Свет и, наверное, день. Вокруг лежат, насколько можно увидеть, загипсованные и забинтованные. Ходят медсёстры – или очень соблазнительные, или совсем некрасивые.

«Ого…а я это ещё понимаю? Я такие вещи чувствую? Ого…».

*****

– В общем, Вам повезло, – говорит врач, можно сказать даже, приветливо, но глядя, при этом, куда-то в потолок. – Подвижность верхней части тела и верхних конечностей практически восстановлена.

– А, это.. почему верхних? А … ноги?.. Это же… нижние. Да?

– … В общем… через это многие проходят. – говорит врач. – Вы могли остаться полностью лежачим. На многие годы. в смысле, на десятки лет. Перспективы неплохие, с учётом того, что Вы ведь, в общем, человек не физического труда. Я бы очень рекомендовал перед выпиской обратиться в центр социальной реабилитации… И коляски сейчас совсем не те, что были раньше. А ещё, Вам повезло, что это в Москве. Здесь для колясочников многое предусмотрено…

«Ты что, охренел, тварь? Я колясочник?! Да как ты можешь?!..» – но на сей раз вслух не звучит ничего и всё уже привычно отъезжает в небытие, как декорация в небольшом театре.

*****

Лёха, мой дорогой Лёха… Я никогда не называл тебя так, но, знаешь – всегда так знал и так думал. Я вырос без брата и без сестры, а ты у меня был один. У меня было так много друзей в школе, но это были как бы только школьные друзья, а ты был один. Мы с тобой, совсем разные – ничего общего, вроде – были настолько близки внутри, что…

Что же тылежишь теперь на гипсовой конструкции, которая окружает моё тело, и обнимаешь её? Блин… жутковатое впечатление. Как будто я уже в ящике – ну, понятно, каком – а на этом ящике валяются, рыдая, всякие там родные и близкие. А ящик уже закрыли и только я понимаю всё, почему-то, и наблюдаю за всеми ними; только сказать ничего не могу. Но надо сказать: это же Лёха…

И он сказал:

– Ты с электриками контракт закрыл?

– Чего? – встрепенулся Лёха, подняв мокрое лицо. Он покраснел, глаза были как в шестом классе, когда семиклассники их с Лёхой побили. Тех было трое, и они были сильнее. Оттуда и вспомнился Лёхин взгляд, наполненный непониманием, испугом и детской болью.

– Ручку дай… – тихо прошептал он, шевеля пальцами. Леха понял, торопливо дал ручку поднёс блокнот. Он написал кое-как на блокноте про контракт.
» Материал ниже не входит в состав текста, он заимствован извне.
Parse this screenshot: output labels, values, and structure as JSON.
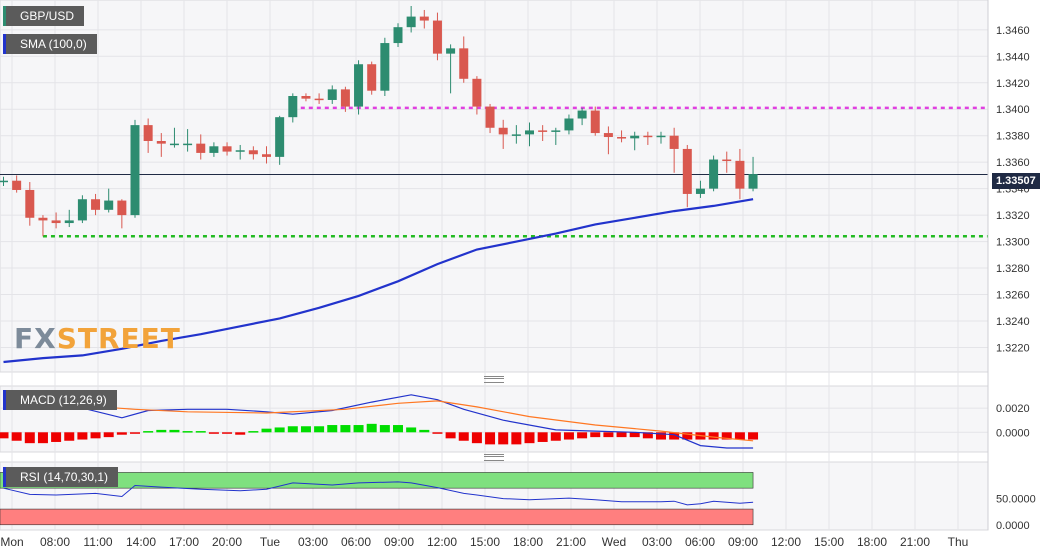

– Вот ты больной… Ты про что думаешь?! – сказал беспомощно Лёха. – Ты… чего, вообще охерел? Какой, на фиг, контракт? Мы тебя чуть не потеряли… я тебя чуть не потерял!…– сказал он и, продержавшись пару секунд, снова разразился слезами.

Он смотрел на друга, партнёра и одноклассника и понимал, что не один. И это неожиданно и прекрасно. А ещё понимал, что вся следующая жизнь будет ужасна, тяжела и страшна. Даже непонятно, насколько страшна.

Лёха вдруг затих. Сглотнул, шмыгая носом – как будто это не был свихнутый слегка на голову, веселый до одури любитель клубов и бабник, а во дворе не ждала новенькая БМВ (над этим Лёхиным выбором он часто издевался, предпочитая ездить на… в общем, на том, в чём разбился, и что не спасло… – а, может, наоборот, спасло? если бы не эта тачка, а какая-то послабее, уже был бы на том свете… а вообще-то, чем так, лучше вообще на том свете…). И Лёха сказал:

– Всё, я всё понял.

– Что понял? – еле слышно спросил он.

– Всё будет, как раньше, – сказал Лёха. – Компания работает, мы вышли на китайцев, мы им нужны. У нас – будущее. Ты полечишься и вернешься ко всем делам…

– Ты чего… совсем?.. – ответил он тихо.

– Молчать! – сказал Лёха неожиданно жёстко. – Работниками и партнёрам всё равно, в коляске ты или в какой ещё херне. Это твоя компания. Если ты будешь ходить вверх ногами – это тоже не их дело. Мы – работаем. Я пока управляю, и ты вернёшься. А потом мы тебя отвезём в Швейцарию или где ещё там таких ставят на ноги – и ты будешь ходить. Если даже не будешь танцевать – переживём. Я за двоих потанцую, а ты за столиком с тёлками будешь бухать…

– Лёха, вот ты идиот… – сказал он, улыбаясь сквозь сами собой текущие слёзы.

– Чего? – спросил Лёха, улыбаясь. – Потом вдруг лицо его исказилось гримасой боли. Он выдавил из себя:

– Ты это… прости меня. Если бы я с тобой по телефону тогда не разговаривал, ты бы не это… в аварию бы не попал. Сука я… спать даже не могу. Еле дошёл сейчас сюда. …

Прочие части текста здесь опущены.